A partir desta construção, foi observado que a mutação (Arg127His) estudada está localizada dentro de um filamento β no aminoácido conservado entre espécies distintas (Falcão et al., 2008; Hocking et al., 2008). Assim, a localização desta mutação sugere uma importância da Arg127 em eventos pós-‐translacionais desta proteína, possivelmente relacionados com sua secreção.
Além disso, existem poucos dados publicados sobre retardamento de secreção de FH. Em uma das publicações, mutações de troca de aminoácido foram geradas na Cys518Arg e Cys941Tyr. Estas mutações nas cisteínas causaram uma retenção da proteína no retículo endoplasmático e retardo da secreção de FH comprovadas por microscopia de imunofluorescência e Western blotting, respectivamente (Ault et al., 1997). Em 1999, Schmidt e colaboradores mostraram a importância da integridade da estrutura dos SCRs ao induzir a quebra das pontes dissulfetos dessas moléculas, por mutações pontais nas cisteínas. Os clones foram transfectados em células Cos-‐1 e o padrão de retenção no retículo endoplasmático foi semelhante ao encontrado em pacientes com mutações de troca de aminoácido nestas cisteínas (Schmidt et al., 1999).
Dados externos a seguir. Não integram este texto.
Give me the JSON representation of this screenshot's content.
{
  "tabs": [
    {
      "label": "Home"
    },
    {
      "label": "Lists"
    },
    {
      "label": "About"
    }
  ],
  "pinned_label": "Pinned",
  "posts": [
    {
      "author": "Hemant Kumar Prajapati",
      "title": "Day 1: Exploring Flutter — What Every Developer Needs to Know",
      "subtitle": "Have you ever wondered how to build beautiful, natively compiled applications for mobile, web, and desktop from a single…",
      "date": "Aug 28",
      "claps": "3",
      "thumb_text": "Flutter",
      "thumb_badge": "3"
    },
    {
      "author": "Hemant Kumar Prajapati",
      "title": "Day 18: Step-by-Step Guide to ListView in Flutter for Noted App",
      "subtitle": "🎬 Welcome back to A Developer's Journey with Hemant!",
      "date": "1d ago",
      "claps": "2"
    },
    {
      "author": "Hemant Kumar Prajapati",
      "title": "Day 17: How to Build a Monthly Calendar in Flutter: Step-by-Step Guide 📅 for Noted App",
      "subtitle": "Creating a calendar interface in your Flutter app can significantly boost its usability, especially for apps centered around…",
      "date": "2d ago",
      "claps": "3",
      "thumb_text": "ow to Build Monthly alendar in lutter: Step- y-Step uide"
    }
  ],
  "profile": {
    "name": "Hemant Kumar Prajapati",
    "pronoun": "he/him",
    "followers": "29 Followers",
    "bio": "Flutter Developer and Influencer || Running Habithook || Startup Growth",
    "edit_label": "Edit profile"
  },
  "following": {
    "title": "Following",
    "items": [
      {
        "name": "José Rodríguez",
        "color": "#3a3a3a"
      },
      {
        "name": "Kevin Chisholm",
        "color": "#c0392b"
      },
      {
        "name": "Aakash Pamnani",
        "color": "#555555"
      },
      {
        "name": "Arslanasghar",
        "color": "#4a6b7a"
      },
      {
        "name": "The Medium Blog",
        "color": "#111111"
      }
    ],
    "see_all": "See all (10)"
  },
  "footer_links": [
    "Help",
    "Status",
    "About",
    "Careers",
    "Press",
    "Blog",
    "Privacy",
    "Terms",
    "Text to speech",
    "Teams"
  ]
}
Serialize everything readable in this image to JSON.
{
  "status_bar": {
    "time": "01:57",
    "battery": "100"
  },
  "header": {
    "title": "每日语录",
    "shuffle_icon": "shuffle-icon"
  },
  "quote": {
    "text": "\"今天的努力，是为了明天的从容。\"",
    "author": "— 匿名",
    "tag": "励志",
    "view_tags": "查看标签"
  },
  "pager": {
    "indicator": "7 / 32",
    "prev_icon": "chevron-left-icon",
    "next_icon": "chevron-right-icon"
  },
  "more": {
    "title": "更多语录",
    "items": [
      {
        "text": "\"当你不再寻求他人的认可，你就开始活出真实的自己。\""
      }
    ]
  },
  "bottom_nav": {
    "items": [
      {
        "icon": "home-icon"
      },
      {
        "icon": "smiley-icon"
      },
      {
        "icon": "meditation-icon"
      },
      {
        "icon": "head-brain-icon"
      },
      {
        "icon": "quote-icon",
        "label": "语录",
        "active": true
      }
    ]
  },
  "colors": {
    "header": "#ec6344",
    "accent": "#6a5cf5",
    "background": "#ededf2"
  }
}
Desta forma, tornou-‐se interessante esclarecer o mecanismo de secreção de FH e se a mutação Arg127 estaria associada com o retardo na secreção da proteína. Desejamos também localizar o compartimento intra-‐celular onde a proteína mutante é retida no fibroblasto do paciente deficiente de FH. Outro ponto que nos interessa é verificar se a retenção protéica é capaz de causar alteração celular devido ao estresse no RE. Considerando que o FH mutante possa ser funcional, tornou-‐se importante considerar a possibilidade de empregarmos tratamentos que facilitasse o dobramento protéico e, com isso, a secreção de FH.
2 Objetivos
Investigar a importância da Arg127 para secreção e atividade da proteína FH.
Investigar as consequências da retenção da proteína mutante para a célula do paciente deficiente de FH.
2.1 Objetivos específicos
Analisar se a mutação Arg127His alterou a capacidade de síntese e secreção de FH.
Confirmar se a mutação é responsável pela retenção de FH.
Determinar qual compartimento intracelular está envolvido na retenção da proteína FH e suas consequências para a célula.
Observar se a retenção de FH poderia induzir estresse no retículo endoplasmático diminuindo a expressão de reguladores de membrana do sistema complemento.
Avaliar se a mutação Arg127His afetou a capacidade de FH atuar como co-‐fator de FI na clivagem de C3b.
Induzir a secreção in vitro de FH Arg127His pelos fibroblastos do paciente após tratamento com curcumina e ácido 4-‐fenilbutírico.